MERQUIOR – Aliás, Marilena Chauí, que em
seu último livro psicografou trechos inteiros do francês Claude Lefort.
Quando eu denunciei isso em artigo, as pessoas que vieram em defesa da
Marilena procuraram desqualificar minha pessoa, a pretexto de que eu
trabalho para o governo. Eu me refiro a Maria Sylvia Carvalho Franco,
conhecida patrulheira ideológica paulista. Há exceções, felizmente. Eu
também critiquei Carlos Nelson Coutinho, porque não me convenceu sua
tentativa de provar que leninismo e democracia são compatíveis. Ele
entendeu que se tratava de uma discussão de idéias. Respondeu com seus
contra-argumentos marxistas. Quando isso acontece, há polêmica. Do
contrário, o que se tem é um bom exemplo do clero intelectual agindo
como seita. É uma das características de toda seita é o puritanismo, a
intransigência no plano da conduta e o dogmatismo.
VEJA – Aonde esse comportamento pode levar?
MERQUIOR – Está levando a uma
grafocracia. Criticam-se muito as várias cracias, mas não a grafocracia,
termo cunhado pelo marxista austríaco Karl Renner, depois da II Guerra,
para designar essa vocação moderna do intelectual para exercer o poder
através do que ensina ou escreve. O mal da grafocracia é que, com ela, o
humanismo deixa de ser um movimento intelectual para se transformar
numa ideologia, no sentido marxista da palavra, isto é, um sistema que
reflete os interesses de uma camada intelectual que se comporta como
clero.
VEJA – O filósofo Claude
Lévi-Strauss, depois de ensinar na USP, escreveu que no Brasil todos
querem ser eruditos, mas não têm a vocação nem o mérito. O senhor se
considera um erudito?
MERQUIOR – Como categoria neutra, sem dar
à palavra conotações de bem ou mal, admito que em alguns trabalhos
realizei um certo esforço de erudição. Mas a minha preocupação com a
erudição é instrumental, quero equipar-me com ela para tratar de
determinados problemas. Mas essa conversa do erudito que leu o último
livro é uma bobagem. Ninguém leu o último livro. Essa época acabou na
Renascença, quando as grandes bibliotecas tinham 500 volumes. A minha
tem 7 000 volumes e não tem o último livro. Por outro lado, a erudição
também vai ganhando um ar pejorativo serve para descartar certas idéias,
um certo tipo de pensamento a pretexto de que “são coisas de erudito”. A
insinuação é de que existe outro saber, por graça infusa, que dispensa
seus iluminados do trabalho de serem eruditos. Basta estar na posição
“correta”. Eu gostaria de saber quem dá esse atestado de dispensa.

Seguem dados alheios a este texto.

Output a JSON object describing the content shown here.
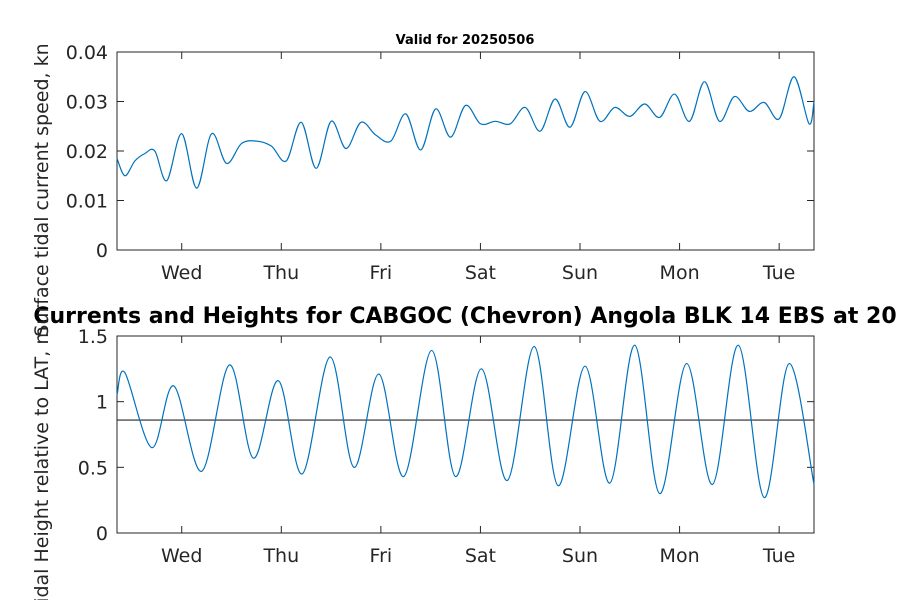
{
  "chart_data": [
    {
      "type": "line",
      "title": "Valid for 20250506",
      "xlabel": "",
      "ylabel": "Surface tidal current speed, kn",
      "ylim": [
        0,
        0.04
      ],
      "yticks": [
        "0",
        "0.01",
        "0.02",
        "0.03",
        "0.04"
      ],
      "xlim": [
        0,
        7
      ],
      "xticks": [
        {
          "x": 0.65,
          "label": "Wed"
        },
        {
          "x": 1.65,
          "label": "Thu"
        },
        {
          "x": 2.65,
          "label": "Fri"
        },
        {
          "x": 3.65,
          "label": "Sat"
        },
        {
          "x": 4.65,
          "label": "Sun"
        },
        {
          "x": 5.65,
          "label": "Mon"
        },
        {
          "x": 6.65,
          "label": "Tue"
        }
      ],
      "series": [
        {
          "color": "#0072BD",
          "x": [
            0.0,
            0.08,
            0.18,
            0.28,
            0.38,
            0.5,
            0.65,
            0.8,
            0.95,
            1.1,
            1.25,
            1.4,
            1.55,
            1.7,
            1.85,
            2.0,
            2.15,
            2.3,
            2.45,
            2.6,
            2.75,
            2.9,
            3.05,
            3.2,
            3.35,
            3.5,
            3.65,
            3.8,
            3.95,
            4.1,
            4.25,
            4.4,
            4.55,
            4.7,
            4.85,
            5.0,
            5.15,
            5.3,
            5.45,
            5.6,
            5.75,
            5.9,
            6.05,
            6.2,
            6.35,
            6.5,
            6.65,
            6.8,
            6.95,
            7.0
          ],
          "y": [
            0.0185,
            0.015,
            0.018,
            0.0195,
            0.02,
            0.014,
            0.0235,
            0.0125,
            0.0235,
            0.0175,
            0.0215,
            0.022,
            0.021,
            0.018,
            0.0258,
            0.0165,
            0.026,
            0.0205,
            0.0258,
            0.0232,
            0.022,
            0.0275,
            0.0202,
            0.0285,
            0.0228,
            0.0292,
            0.0255,
            0.026,
            0.0255,
            0.0288,
            0.024,
            0.0305,
            0.0248,
            0.032,
            0.026,
            0.0288,
            0.027,
            0.0295,
            0.0268,
            0.0315,
            0.026,
            0.034,
            0.026,
            0.031,
            0.028,
            0.0298,
            0.0265,
            0.035,
            0.0255,
            0.03
          ]
        }
      ]
    },
    {
      "type": "line",
      "title": "Currents and Heights for CABGOC (Chevron)  Angola BLK 14  EBS at 20",
      "xlabel": "",
      "ylabel": "Tidal Height relative to LAT, m",
      "ylim": [
        0,
        1.5
      ],
      "yticks": [
        "0",
        "0.5",
        "1",
        "1.5"
      ],
      "xlim": [
        0,
        7
      ],
      "xticks": [
        {
          "x": 0.65,
          "label": "Wed"
        },
        {
          "x": 1.65,
          "label": "Thu"
        },
        {
          "x": 2.65,
          "label": "Fri"
        },
        {
          "x": 3.65,
          "label": "Sat"
        },
        {
          "x": 4.65,
          "label": "Sun"
        },
        {
          "x": 5.65,
          "label": "Mon"
        },
        {
          "x": 6.65,
          "label": "Tue"
        }
      ],
      "reference_line": 0.86,
      "series": [
        {
          "color": "#0072BD",
          "x": [
            0.0,
            0.08,
            0.35,
            0.57,
            0.85,
            1.13,
            1.37,
            1.62,
            1.86,
            2.14,
            2.38,
            2.63,
            2.88,
            3.16,
            3.4,
            3.66,
            3.92,
            4.19,
            4.43,
            4.7,
            4.95,
            5.2,
            5.45,
            5.72,
            5.98,
            6.24,
            6.5,
            6.75,
            7.0
          ],
          "y": [
            1.05,
            1.22,
            0.65,
            1.12,
            0.47,
            1.28,
            0.57,
            1.16,
            0.45,
            1.34,
            0.5,
            1.21,
            0.43,
            1.39,
            0.43,
            1.25,
            0.4,
            1.42,
            0.36,
            1.27,
            0.38,
            1.43,
            0.3,
            1.29,
            0.37,
            1.43,
            0.27,
            1.29,
            0.37
          ]
        }
      ]
    }
  ]
}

VEJA – Entre a esquerda e a direita, onde é que o senhor fica?
MERQUIOR – Alguém definiu admiravelmente
bem as pessoas de minha posição ideológica. Foi o polonês Leszek
Kolakowski, num texto que é uma pérola –
“Como ser conservador, liberal e socialista”.
No fundo da visão conservadora, existe um elemento muito positivo, que
consiste em acreditar que nem todos os males humanos têm causas sociais,
sendo portanto elimináveis através de mudanças sociais. Do lado
liberal, a idéia básica, também verdadeira, é que a finalidade do Estado
é dar segurança, sem esclerosar a sociedade com um sistema demasiado
refratário à iniciativa individual. Enfim, o socialismo tem de válida a
idéia de que o pessimismo antropológico, por trás da posição
conservadora, não deve ter o poder absolutista de evitar as reformas
sociais citadas pelo reformismo esclarecido.
VEJA – Trocando em miúdos…
MERQUIOR – …Eu me sinto um pouco um
iluminista. Tenho confiança no progresso, acredito no progresso pela
racionalidade. Essa crença já foi característica dos socialistas, mas
hoje os socialistas mais sofisticados abandonaram seu compromisso
histórico com o evolucionismo, direita e esquerda ficaram muito
parecidas nesse aspecto: o repúdio aos tempos modernos. Adorno, que se
proclamava neomarxista, chamou nossa época de satânica. No século XVIII,
quem acreditava no progresso eram os filósofos. Atualmente, intelectual
que acredita no progresso é coisa rara. Hoje em dia, quem acredita no
progresso, felizmente, são as massas.